I got a crash running kde 3.3.1 visiting: http://www.4rman.com/exploits/tinybmp.htm I didn't get a chance to save a backtrace because crash-reporter thing didn't show up. [I do have debug stuff enabled and have made other backtraces this afternoon]. no crashes for visiting either *.bmp sites but I don't have kdegraphics installed and have no idea if that makes any differences. It eats 100% CPU cycles, ram and swap space and then crashes.
The *.bmp files wouldn't crash konqueror here, 3.4.0. But the tinybmp.htm did crash konqueror, and once again I couldn't get a backtrace because I wasn't given the option despite having made backtraces earlier on for this session.
I can confirm this bug with kdelibs & kdebase compiled from SVN (version: 3.4.89 (>= 20050615) ) I didn't wait long enough for a crash, I just saw it suck the rest of my RAM as quickly as possible on my machine and then work my HDD to the ground with all the swap access before killing it myself to get a responsive desktop back. A full 20 votes for this bug, because my biggest (only?) beef with Konqueror is the RAM it takes up if I don't close it every couple days, and I suspect this bug could have something to do with it, or may reveal the true cause when this is investigated.

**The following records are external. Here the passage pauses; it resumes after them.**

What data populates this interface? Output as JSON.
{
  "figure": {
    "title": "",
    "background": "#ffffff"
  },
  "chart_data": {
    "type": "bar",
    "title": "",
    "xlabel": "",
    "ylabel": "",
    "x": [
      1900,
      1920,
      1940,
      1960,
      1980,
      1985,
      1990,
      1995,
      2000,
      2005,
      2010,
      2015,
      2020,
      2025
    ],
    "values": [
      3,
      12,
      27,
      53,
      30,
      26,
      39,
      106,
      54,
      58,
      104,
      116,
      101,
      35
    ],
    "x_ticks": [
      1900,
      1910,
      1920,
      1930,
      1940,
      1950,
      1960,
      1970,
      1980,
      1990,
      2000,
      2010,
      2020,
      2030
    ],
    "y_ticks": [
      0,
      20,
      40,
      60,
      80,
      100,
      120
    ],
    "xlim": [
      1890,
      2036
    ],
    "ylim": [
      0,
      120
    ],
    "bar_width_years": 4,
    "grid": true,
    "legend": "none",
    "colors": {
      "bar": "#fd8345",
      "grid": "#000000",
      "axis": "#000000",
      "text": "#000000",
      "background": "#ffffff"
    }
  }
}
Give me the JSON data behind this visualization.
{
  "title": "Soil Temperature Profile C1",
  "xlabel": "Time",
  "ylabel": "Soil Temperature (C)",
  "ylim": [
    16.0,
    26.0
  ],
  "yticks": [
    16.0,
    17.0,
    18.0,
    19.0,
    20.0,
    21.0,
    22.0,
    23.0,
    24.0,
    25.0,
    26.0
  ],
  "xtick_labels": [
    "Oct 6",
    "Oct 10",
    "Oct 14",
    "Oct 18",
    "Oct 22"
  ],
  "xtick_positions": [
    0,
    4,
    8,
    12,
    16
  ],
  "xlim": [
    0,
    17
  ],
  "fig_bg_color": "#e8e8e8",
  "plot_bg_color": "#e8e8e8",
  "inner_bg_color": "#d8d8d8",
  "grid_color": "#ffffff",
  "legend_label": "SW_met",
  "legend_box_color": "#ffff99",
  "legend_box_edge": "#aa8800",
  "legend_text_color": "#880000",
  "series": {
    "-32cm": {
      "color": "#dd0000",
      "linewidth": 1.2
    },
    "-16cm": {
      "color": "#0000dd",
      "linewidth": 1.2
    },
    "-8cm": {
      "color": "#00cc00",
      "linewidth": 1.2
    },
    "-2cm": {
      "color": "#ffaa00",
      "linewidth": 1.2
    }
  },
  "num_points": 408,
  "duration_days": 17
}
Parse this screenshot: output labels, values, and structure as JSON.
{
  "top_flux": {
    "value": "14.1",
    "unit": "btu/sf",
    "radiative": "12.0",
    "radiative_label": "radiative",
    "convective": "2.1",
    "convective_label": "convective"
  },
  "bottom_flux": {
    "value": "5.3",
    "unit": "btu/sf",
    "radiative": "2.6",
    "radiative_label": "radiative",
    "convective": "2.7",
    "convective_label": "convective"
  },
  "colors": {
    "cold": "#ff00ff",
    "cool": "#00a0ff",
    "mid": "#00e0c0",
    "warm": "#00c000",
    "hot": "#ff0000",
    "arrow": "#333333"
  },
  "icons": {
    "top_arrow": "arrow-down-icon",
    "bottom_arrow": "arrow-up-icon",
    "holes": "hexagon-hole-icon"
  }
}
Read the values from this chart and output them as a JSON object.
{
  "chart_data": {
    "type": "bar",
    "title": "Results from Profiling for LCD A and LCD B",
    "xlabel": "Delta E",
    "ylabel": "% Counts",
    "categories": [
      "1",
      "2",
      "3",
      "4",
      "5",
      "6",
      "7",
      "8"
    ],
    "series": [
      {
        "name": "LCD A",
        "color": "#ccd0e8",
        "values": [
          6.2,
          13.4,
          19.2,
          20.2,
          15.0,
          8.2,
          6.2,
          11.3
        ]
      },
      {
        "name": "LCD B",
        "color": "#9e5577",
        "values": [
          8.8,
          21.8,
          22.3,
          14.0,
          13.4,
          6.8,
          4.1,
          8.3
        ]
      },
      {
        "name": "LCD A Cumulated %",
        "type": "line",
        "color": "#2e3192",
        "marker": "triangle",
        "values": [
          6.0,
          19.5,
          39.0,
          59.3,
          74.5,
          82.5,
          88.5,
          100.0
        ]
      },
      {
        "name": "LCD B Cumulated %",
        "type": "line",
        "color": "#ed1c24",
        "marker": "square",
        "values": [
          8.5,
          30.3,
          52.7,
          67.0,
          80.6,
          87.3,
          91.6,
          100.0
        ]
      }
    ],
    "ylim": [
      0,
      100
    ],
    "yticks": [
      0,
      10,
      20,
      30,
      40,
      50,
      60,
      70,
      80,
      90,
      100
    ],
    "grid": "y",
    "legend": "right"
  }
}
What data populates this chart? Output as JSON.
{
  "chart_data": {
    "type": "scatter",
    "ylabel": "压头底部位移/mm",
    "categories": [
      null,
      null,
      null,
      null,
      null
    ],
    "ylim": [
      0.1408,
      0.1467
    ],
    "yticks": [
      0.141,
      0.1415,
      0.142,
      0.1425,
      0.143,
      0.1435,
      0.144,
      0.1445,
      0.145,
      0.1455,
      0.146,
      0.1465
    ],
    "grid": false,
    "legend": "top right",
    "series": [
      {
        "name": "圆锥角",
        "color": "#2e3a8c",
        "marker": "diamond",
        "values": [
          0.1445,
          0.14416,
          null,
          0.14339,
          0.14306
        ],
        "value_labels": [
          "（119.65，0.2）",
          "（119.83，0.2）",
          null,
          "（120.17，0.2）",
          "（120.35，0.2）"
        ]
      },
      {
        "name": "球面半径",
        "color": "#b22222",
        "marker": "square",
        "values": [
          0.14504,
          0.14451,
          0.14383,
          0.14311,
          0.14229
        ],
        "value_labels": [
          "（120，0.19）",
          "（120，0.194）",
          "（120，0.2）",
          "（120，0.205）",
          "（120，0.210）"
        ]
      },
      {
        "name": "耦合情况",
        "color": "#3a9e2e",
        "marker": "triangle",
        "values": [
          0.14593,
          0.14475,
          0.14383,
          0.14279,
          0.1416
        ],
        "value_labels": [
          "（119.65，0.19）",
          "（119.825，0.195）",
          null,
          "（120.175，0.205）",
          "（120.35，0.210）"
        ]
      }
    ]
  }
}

I can confirm this with konqueror 3.5.4 from slackware 11.0 packages.
The original site is no longer active, it can be tested from now on at: http://web.archive.org/web/20040416105100/http://www.4rman.com/exploits/tinybmp.htm
It does not uses exceptional memory, neither crash in 4.1.60 svn trunk 831729
Can't reproduce too, so I close this bug.